Regulating local chemical environment in O3-type layered sodium oxides by dual-site Mg2+/B3+ substitution achieves durable and high-rate cathode

Abstract

The O3-Na0.85Ni0.2Fe0.4Mn0.4O2 layered oxide cathode material possesses the advantages of high specific capacity, low cost, and simple synthesis. However, sluggish kinetics and complicated phase transition caused by the large size difference between Na+ and tetrahedral gaps lead to poor rate and cycling performance. Therefore, a scalable and feasible strategy was proposed to modulate local chemical environment by introducing Mg2+ and B3+ into O3-Na0.85Ni0.2Fe0.4Mn0.4O2, which can distinctly improve kinetic transport rate as well as electrochemical performance. The capacity retention of O3-(Na0.82Mg0.04)(Ni0.2Fe0.4Mn0.4)B0.02O2 (NFMB) increases from 43.3% and 12.4% to 89.5% and 89.0% at 1 C and 3 C after 200 cycles, respectively. Moreover, the electrode still delivers high rate capacity of 93.9 mAh/g when current density increases to 10 C. Mg2+ ions riveted on Na layer act as a “pillar” to stabilize crystal structure and inhibit structural change during the desodiumization process. B3+ ions entering tetrahedral interstice of the TM layer strengthen the TM-O bond, lower Na+ diffusion energy barrier and inhibits the slip of TM layer.
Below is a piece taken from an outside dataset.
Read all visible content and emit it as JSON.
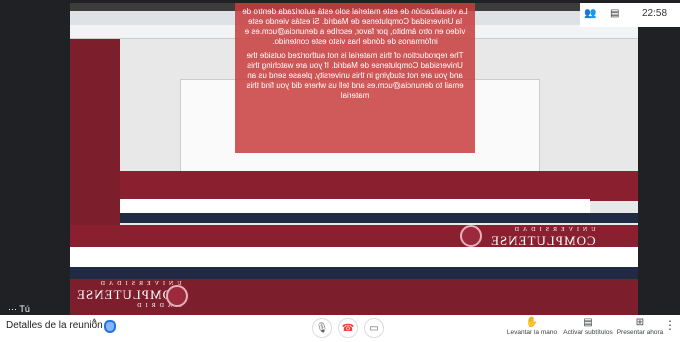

Furthermore, the assembled full batteries with the modified cathode material deliver a high energy density of 278.2 Wh/kg with commercial hard carbon as anode. This work provides a strategy for the modification of high-performance SIB layered oxide materials to develop the next-generation cost-effective energy storage grid systems.